Political Event Contracts Won’t Turn the CFTC Into an “Election Cop”

By Pratik Chougule and Solomon Sia

Ever since Chairman Behnam raised the possibility of the CFTC turning into an “election cop” in his interview on the Odd Lots podcast, we have interviewed numerous elections and compliance officials to explore this issue. 

We are not aware of anyone in Congress or the policymaking community who believes that the CFTC has authority to be an “election cop” in the electoral process or in political fundraising. Indeed, this concern is so speculative that it provokes suspicion about whether it is merely a pretense for the CFTC to avoid decisions on political event contracts. 

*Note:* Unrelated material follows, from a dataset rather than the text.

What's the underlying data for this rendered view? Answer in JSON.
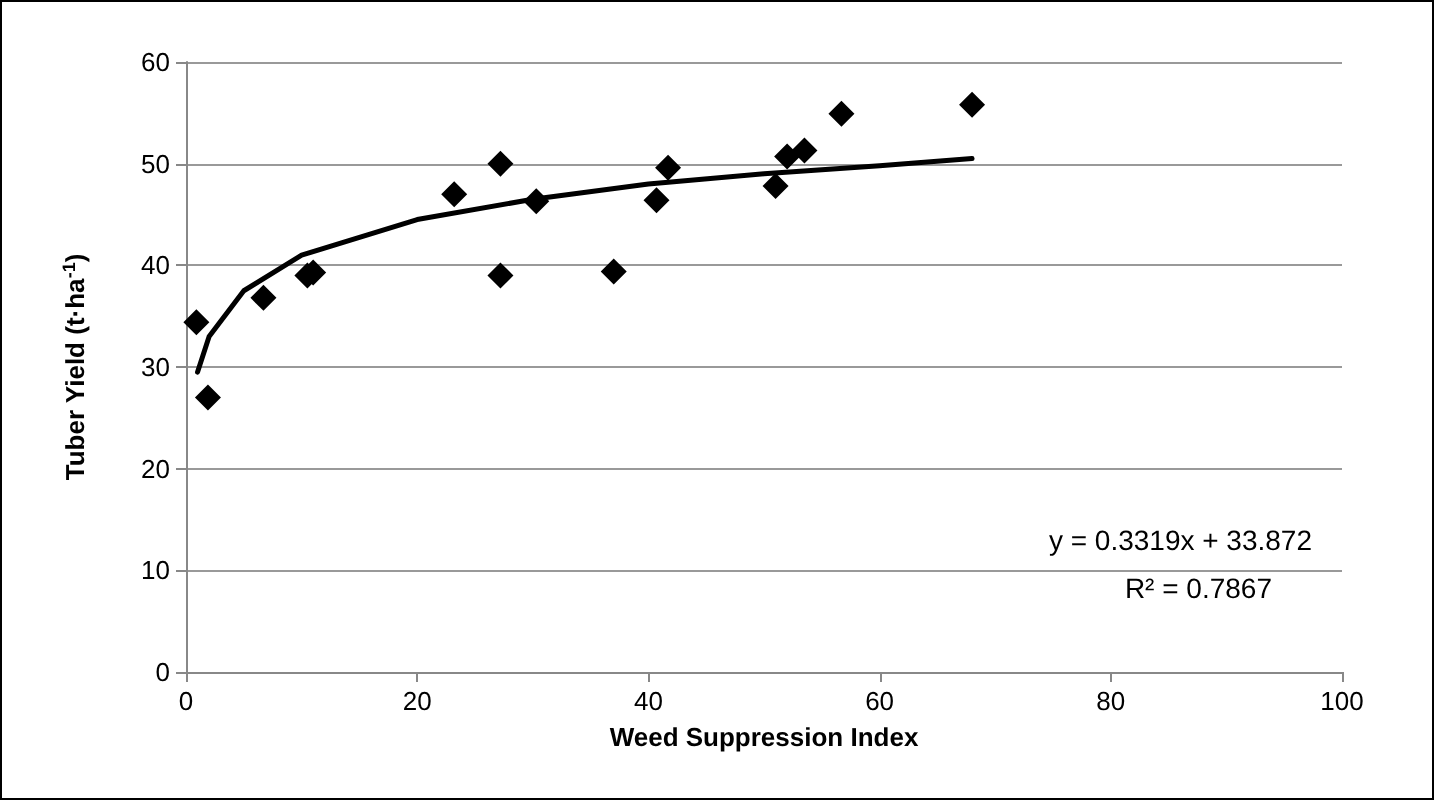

It is important to consider that the CFTC has had oversight over several political prediction markets that offered contracts for the 2000, 2020, and 2022 U.S. elections. In each of these years, election disputes were litigated across state and federal electoral apparatuses and courts. Notwithstanding the deep, widespread, and, in some cases, violent public reactions that these disputes engendered, they did not require any meaningful CFTC intervention in betting markets. Nor did they even generate any significant legislative or public demand for CFTC involvement.

The easiest way to prevent the Commission from becoming involved in the electoral process is to establish clear settlement rules for the contracts. 

We believe that Kalshi and other political betting operators need to prepare for the possibility that election disputes could leave unresolved the question of which party controls Congress well after election day. It would be reasonable for the Commission to encourage Kalshi to develop and publicize contingency plans for this scenario. 

Clarity among traders and the public on precisely when and under what circumstances the contracts will pay out would prevent the types of outcomes that could invite CFTC involvement.

This blog post is adapted from our comment to the CFTC.